Just a quick one. Most of us have come to think of parentheses as sometimes necessary but always harmless little creatures. Our view is that unless parentheses change the order of evaluation (and therefore the meaning) of an expression, they are completely harmless.
Well, while that is true almost by definition, there are cases that we might not realize the meaning of an expression is being changed. One such case is in the presence of the versatile and extremely useful (and possibly massively pain inducing) comma operator (’,‘.)
You see, the comma has two uses in C++ language: as an operator and as a separator for many different lists of things in the language grammar (function arguments, object declaration, etc.) In the first context, a pair of parentheses work exactly as anyone would expect; in the second, probably not. The problem is that the use of commas in the first context is not common at all, while the commas of second kind riddle any and every C++ source file. It’s mixing the meaning of the uses that’ll lead to potentially cryptic compile errors (what a shocker!
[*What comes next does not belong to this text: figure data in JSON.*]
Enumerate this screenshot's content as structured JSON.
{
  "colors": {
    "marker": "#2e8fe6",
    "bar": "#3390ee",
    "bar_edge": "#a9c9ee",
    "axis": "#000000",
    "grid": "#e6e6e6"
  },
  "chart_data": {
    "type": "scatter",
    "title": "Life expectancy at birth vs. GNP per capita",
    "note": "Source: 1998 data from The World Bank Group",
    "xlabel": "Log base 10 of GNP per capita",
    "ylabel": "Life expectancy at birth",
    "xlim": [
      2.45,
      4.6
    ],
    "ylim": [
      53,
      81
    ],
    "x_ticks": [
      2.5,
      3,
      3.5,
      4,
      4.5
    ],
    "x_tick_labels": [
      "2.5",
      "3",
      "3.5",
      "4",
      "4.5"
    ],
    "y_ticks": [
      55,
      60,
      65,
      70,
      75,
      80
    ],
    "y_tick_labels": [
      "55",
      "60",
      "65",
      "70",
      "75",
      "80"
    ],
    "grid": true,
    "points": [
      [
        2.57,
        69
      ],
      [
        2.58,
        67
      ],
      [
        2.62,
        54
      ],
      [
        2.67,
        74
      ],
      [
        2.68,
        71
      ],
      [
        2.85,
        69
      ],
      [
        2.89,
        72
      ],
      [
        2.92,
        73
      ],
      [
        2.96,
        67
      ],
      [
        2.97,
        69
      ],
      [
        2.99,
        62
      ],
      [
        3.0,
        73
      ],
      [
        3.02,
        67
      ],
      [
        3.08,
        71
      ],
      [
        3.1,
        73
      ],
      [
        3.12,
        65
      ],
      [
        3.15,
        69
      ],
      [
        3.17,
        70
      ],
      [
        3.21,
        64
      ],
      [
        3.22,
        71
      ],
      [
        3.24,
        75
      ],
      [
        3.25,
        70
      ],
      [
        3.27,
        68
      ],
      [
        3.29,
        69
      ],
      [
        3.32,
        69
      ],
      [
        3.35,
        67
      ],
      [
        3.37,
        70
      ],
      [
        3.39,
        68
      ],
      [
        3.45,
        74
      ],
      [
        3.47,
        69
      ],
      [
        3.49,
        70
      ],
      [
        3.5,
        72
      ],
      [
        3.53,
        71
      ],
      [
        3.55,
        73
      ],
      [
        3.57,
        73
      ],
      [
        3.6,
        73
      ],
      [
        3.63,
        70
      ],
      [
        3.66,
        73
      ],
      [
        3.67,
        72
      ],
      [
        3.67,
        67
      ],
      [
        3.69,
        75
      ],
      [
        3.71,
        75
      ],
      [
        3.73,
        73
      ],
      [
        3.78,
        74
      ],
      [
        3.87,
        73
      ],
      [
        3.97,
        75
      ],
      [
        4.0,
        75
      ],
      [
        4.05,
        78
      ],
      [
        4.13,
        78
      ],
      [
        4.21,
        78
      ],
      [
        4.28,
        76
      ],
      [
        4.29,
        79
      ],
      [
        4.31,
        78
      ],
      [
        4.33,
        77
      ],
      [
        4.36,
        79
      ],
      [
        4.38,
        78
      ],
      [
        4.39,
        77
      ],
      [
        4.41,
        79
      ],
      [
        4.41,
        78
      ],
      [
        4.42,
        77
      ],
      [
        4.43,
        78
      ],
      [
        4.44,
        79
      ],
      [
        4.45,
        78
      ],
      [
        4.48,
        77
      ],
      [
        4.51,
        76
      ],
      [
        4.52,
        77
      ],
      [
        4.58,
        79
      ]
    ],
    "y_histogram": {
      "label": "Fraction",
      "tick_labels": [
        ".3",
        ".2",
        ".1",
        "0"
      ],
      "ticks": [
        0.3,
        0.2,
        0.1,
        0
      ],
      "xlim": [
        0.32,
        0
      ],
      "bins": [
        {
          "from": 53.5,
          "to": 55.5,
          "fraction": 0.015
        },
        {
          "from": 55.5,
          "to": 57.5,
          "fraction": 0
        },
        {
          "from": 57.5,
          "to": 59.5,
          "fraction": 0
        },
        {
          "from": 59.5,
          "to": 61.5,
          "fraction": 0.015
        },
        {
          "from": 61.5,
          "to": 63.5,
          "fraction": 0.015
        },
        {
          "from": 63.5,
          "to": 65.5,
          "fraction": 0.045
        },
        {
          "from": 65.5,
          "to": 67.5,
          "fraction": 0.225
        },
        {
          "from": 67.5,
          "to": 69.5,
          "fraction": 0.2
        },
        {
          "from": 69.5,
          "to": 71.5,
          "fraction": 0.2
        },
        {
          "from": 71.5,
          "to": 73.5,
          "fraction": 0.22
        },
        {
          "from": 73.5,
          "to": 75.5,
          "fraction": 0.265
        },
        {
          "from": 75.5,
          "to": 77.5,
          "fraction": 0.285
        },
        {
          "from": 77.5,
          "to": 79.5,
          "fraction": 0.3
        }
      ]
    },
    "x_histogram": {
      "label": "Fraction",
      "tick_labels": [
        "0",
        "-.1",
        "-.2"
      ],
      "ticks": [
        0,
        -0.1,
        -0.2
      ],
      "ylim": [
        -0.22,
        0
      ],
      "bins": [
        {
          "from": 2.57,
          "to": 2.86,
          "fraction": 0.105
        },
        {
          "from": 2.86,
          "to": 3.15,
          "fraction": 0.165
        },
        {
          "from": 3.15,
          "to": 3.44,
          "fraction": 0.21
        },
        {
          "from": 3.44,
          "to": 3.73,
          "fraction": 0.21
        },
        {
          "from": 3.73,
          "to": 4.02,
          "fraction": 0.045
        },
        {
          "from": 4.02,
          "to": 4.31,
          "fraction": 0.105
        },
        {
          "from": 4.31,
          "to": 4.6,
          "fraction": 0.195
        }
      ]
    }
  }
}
Cryptic compile error messages in C++?!), or worse, logical bugs that will make you wish you were coding in machine language.

Just for the sake of comprehensiveness, while I know that you all know how the comma operator operates, I’m gonna describe its workings anyway. The comma operator has the lowest precedence among all the operators in C++ and it is a left-associative operator (meaning “a, b, c” will be evaluated as “(a, b), c“.)
An expression of the form “a, b” (where a and b are expressions themselves (and not statements)) will always evaluate a first, and then b and will return the evaluated value of b.
Please believe me when I say that overloading this operator can achieve magic and convenience one can only dream of in C++! Just see the Boost.Assignment library for a sample.

One place that the implicit mixing up of the meaning of comma could cause trouble is in function calls. Suppose that a function X accepts two arguments. Now, if instead of X (a, b) someone writes X ((a, b)) then they will be given a compile error saying that function X does not take one argument(s);-) . This is because the extra pair of parens have changed the meaning of the comma from a simple argument list separator to a C++ operator.
This will not confuse any C++ programmer out of her first few months with the language, and will be obvious and easy to find and fix. But what if the extra pair of parentheses is the result of a macro expansion? Then you’ll have to chase down the macro definition. Still not very hard, because the compiler will catch you. But what happens if the X function has an overload with a single argument, incidentally with a type compatible with b? What happens if the function takes more than two arguments and has many overloads and it’s called like this: X (a, (b, c), d, (e, f, g))?
I should probably list this as another macro pitfall. Take care where you put parentheses! Don’t just slap them whenever you’re in doubt!